My best friend in the state of Oregon died this morning. He was also my uncle.
In the six or so years that I've lived here, and have lived beside him, he welcomed me into the family and we sat many a night and weekend debating life, the yard, and what we wanted to do.
It's only been about 5 hours since, and the house is already cold and lonely. I will miss sitting outside in the front yard in the summer, having our "summer drinks" and talking. I will miss sitting in the winter in his part of the house and having our "winter drinks" and talking. The funny thing being, our summer and winter drinks were always the same.
He was what I would consider young, I think he was 60. His birthday was just this past September. He "retired" due to disability, his leukemia started back up and his back was going out. During the past couple of months he got to where he could barely walk but that didn't stop him. Then, a few weeks ago I went over and he wasn't doing so well. It was the beginning of the end.

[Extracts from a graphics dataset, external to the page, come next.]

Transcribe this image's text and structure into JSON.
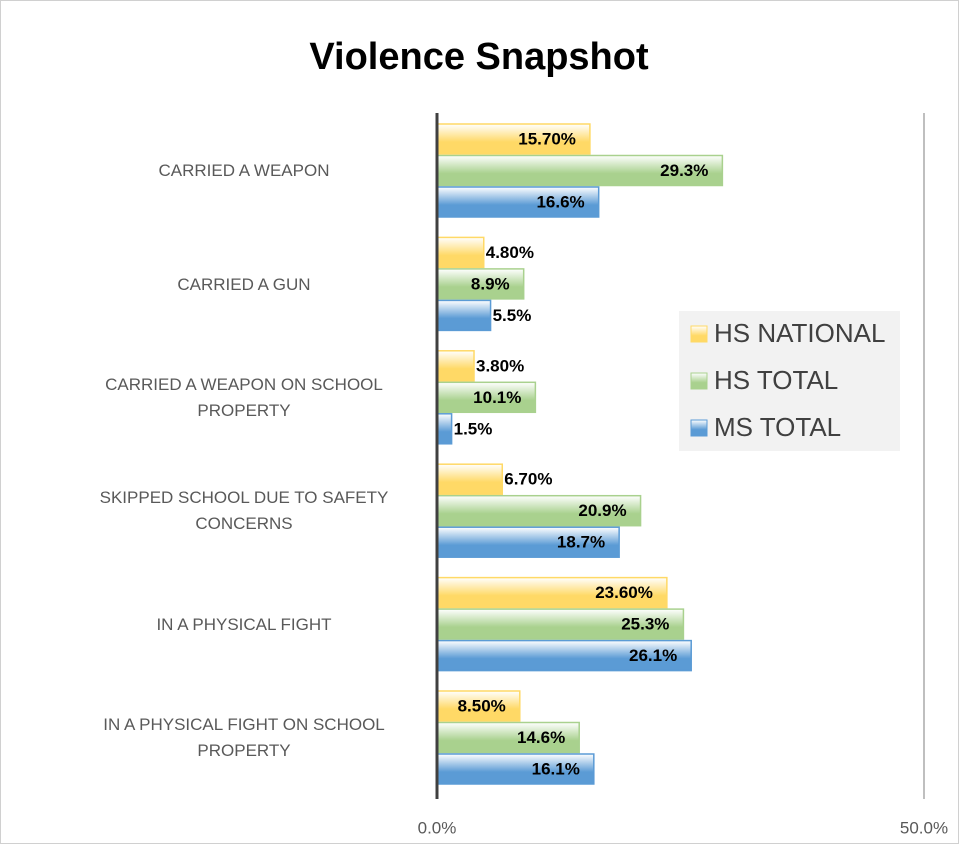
{
  "chart_data": {
    "type": "bar",
    "orientation": "horizontal",
    "title": "Violence Snapshot",
    "categories": [
      "CARRIED A WEAPON",
      "CARRIED A GUN",
      "CARRIED A WEAPON ON SCHOOL PROPERTY",
      "SKIPPED SCHOOL DUE TO SAFETY CONCERNS",
      "IN A PHYSICAL FIGHT",
      "IN A PHYSICAL FIGHT ON SCHOOL PROPERTY"
    ],
    "series": [
      {
        "name": "HS NATIONAL",
        "color": "#ffd966",
        "values": [
          15.7,
          4.8,
          3.8,
          6.7,
          23.6,
          8.5
        ],
        "value_labels": [
          "15.70%",
          "4.80%",
          "3.80%",
          "6.70%",
          "23.60%",
          "8.50%"
        ]
      },
      {
        "name": "HS TOTAL",
        "color": "#a9d18e",
        "values": [
          29.3,
          8.9,
          10.1,
          20.9,
          25.3,
          14.6
        ],
        "value_labels": [
          "29.3%",
          "8.9%",
          "10.1%",
          "20.9%",
          "25.3%",
          "14.6%"
        ]
      },
      {
        "name": "MS TOTAL",
        "color": "#5b9bd5",
        "values": [
          16.6,
          5.5,
          1.5,
          18.7,
          26.1,
          16.1
        ],
        "value_labels": [
          "16.6%",
          "5.5%",
          "1.5%",
          "18.7%",
          "26.1%",
          "16.1%"
        ]
      }
    ],
    "xlim": [
      0,
      50
    ],
    "xticks": [
      {
        "value": 0,
        "label": "0.0%"
      },
      {
        "value": 50,
        "label": "50.0%"
      }
    ],
    "legend": "right"
  }
}
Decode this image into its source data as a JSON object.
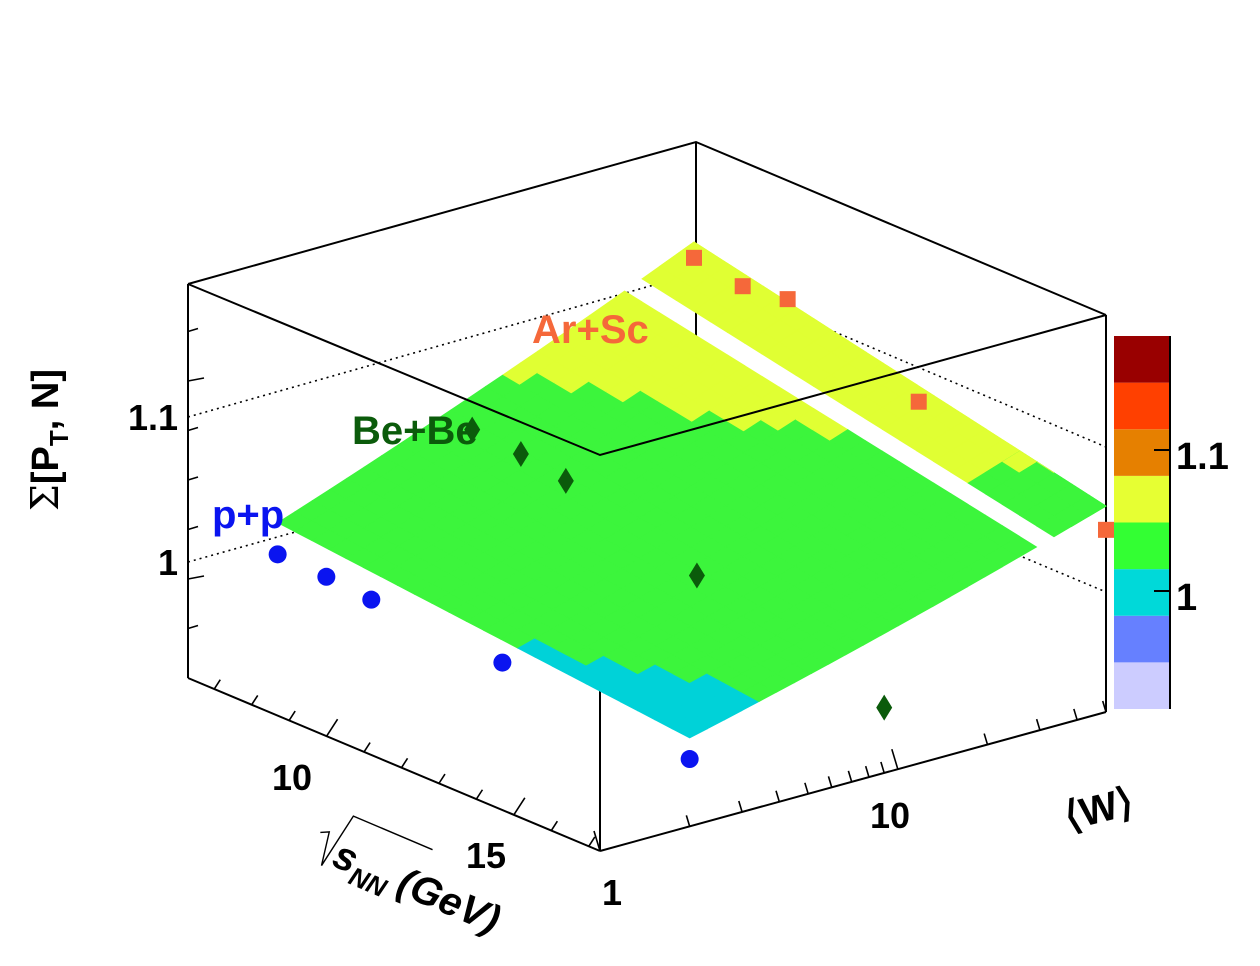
{
  "chart_data": {
    "type": "surface3d",
    "zlabel_sigma": "Σ",
    "zlabel_main": "[P",
    "zlabel_sub": "T",
    "zlabel_tail": ", N]",
    "xlabel_var": "s",
    "xlabel_sub": "NN",
    "xlabel_unit": "(GeV)",
    "ylabel": "⟨W⟩",
    "x_ticks": [
      "10",
      "15"
    ],
    "y_ticks": [
      "1",
      "10"
    ],
    "z_ticks": [
      "1",
      "1.1"
    ],
    "colorbar_ticks": [
      "1",
      "1.1"
    ],
    "colorbar_colors": [
      "#ccccff",
      "#6680ff",
      "#00d9d9",
      "#33ff33",
      "#e6ff33",
      "#e68000",
      "#ff4000",
      "#990000"
    ],
    "surface_colors": {
      "low": "#00d2d8",
      "mid": "#3cf53c",
      "high": "#e0ff33"
    },
    "x_range": [
      6.3,
      17.3
    ],
    "y_range": [
      1,
      50
    ],
    "z_range": [
      0.95,
      1.15
    ],
    "series": [
      {
        "name": "p+p",
        "color": "#0a14f0",
        "marker": "circle",
        "points": [
          [
            6.3,
            2,
            1.0
          ],
          [
            7.6,
            2,
            0.999
          ],
          [
            8.8,
            2,
            0.997
          ],
          [
            12.3,
            2,
            0.993
          ],
          [
            17.3,
            2,
            0.984
          ]
        ]
      },
      {
        "name": "Be+Be",
        "color": "#0b5b0b",
        "marker": "diamond",
        "points": [
          [
            6.3,
            9,
            1.036
          ],
          [
            7.6,
            9,
            1.034
          ],
          [
            8.8,
            9,
            1.03
          ],
          [
            12.3,
            9,
            1.01
          ],
          [
            17.3,
            9,
            0.983
          ]
        ]
      },
      {
        "name": "Ar+Sc",
        "color": "#f5683a",
        "marker": "square",
        "points": [
          [
            6.3,
            50,
            1.092
          ],
          [
            7.6,
            50,
            1.088
          ],
          [
            8.8,
            50,
            1.091
          ],
          [
            12.3,
            50,
            1.067
          ],
          [
            17.3,
            50,
            1.042
          ]
        ]
      }
    ]
  }
}
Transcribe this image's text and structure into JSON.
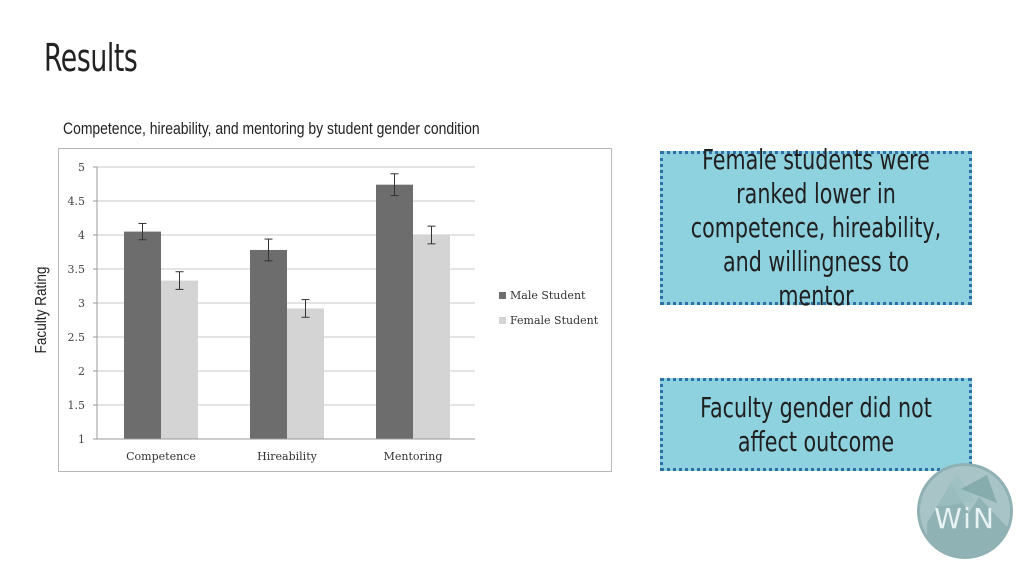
{
  "slide": {
    "title": "Results"
  },
  "chart_data": {
    "type": "bar",
    "title": "Competence, hireability, and mentoring by student gender condition",
    "xlabel": "",
    "ylabel": "Faculty Rating",
    "categories": [
      "Competence",
      "Hireability",
      "Mentoring"
    ],
    "series": [
      {
        "name": "Male Student",
        "values": [
          4.05,
          3.78,
          4.74
        ],
        "errors": [
          0.12,
          0.16,
          0.16
        ],
        "color": "#6d6d6d"
      },
      {
        "name": "Female Student",
        "values": [
          3.33,
          2.92,
          4.0
        ],
        "errors": [
          0.13,
          0.13,
          0.13
        ],
        "color": "#d4d4d4"
      }
    ],
    "ylim": [
      1,
      5
    ],
    "yticks": [
      "1",
      "1.5",
      "2",
      "2.5",
      "3",
      "3.5",
      "4",
      "4.5",
      "5"
    ],
    "grid": true,
    "legend_position": "right"
  },
  "callouts": {
    "first": "Female students were ranked lower in competence, hireability, and willingness to mentor",
    "second": "Faculty gender did not affect outcome"
  },
  "logo": {
    "text": "WiN",
    "icon": "win-circle-logo"
  }
}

At least I got to talk with him on Monday night. He was doing abit better and was coherant, or moreso than he was when he came home on Sunday, and we got to talk abit. I will cherish that.
I was over last night and he was asleep but you could tell he was in some pain, even with the morphine. I just thank God that he died in his sleep, at home, and not in so much pain.
So, I'm home today, have a really bad stomach ache and headache. I should have stayed at work but I didn't feel like doing anything. So since I have a few things that I need to do today I figured that I could do them here just as well.
My uncle was a Korean War Veteren. He drove the APV, I don't know what SOP (or whatever it's called in the Army) that was. He was proud of his service, as am I.
This is going to be really hard on the family, especially my Grandmother. This was the 2nd son that she's lost this year, and her last. We all knew that it was coming but it doesn't make it any easier on anyone. Me, I've lost family before but I will say that my Uncle wasn't only family, he was my best friend.
Well Uncle Donny, I want to thank you for being a great Uncle, and a great Friend. May you Rest in Peace and know that you were loved and appreciated.
Donny Howard Hunter: 1945 - 2005
Wayne
*thank you for allowing me to post this here. I know that Rich and Oleg don't like OT forums but I thank them that APS is here today. For I needed to say my peace and to thank my Uncle for being there for me, and for being the person that he was.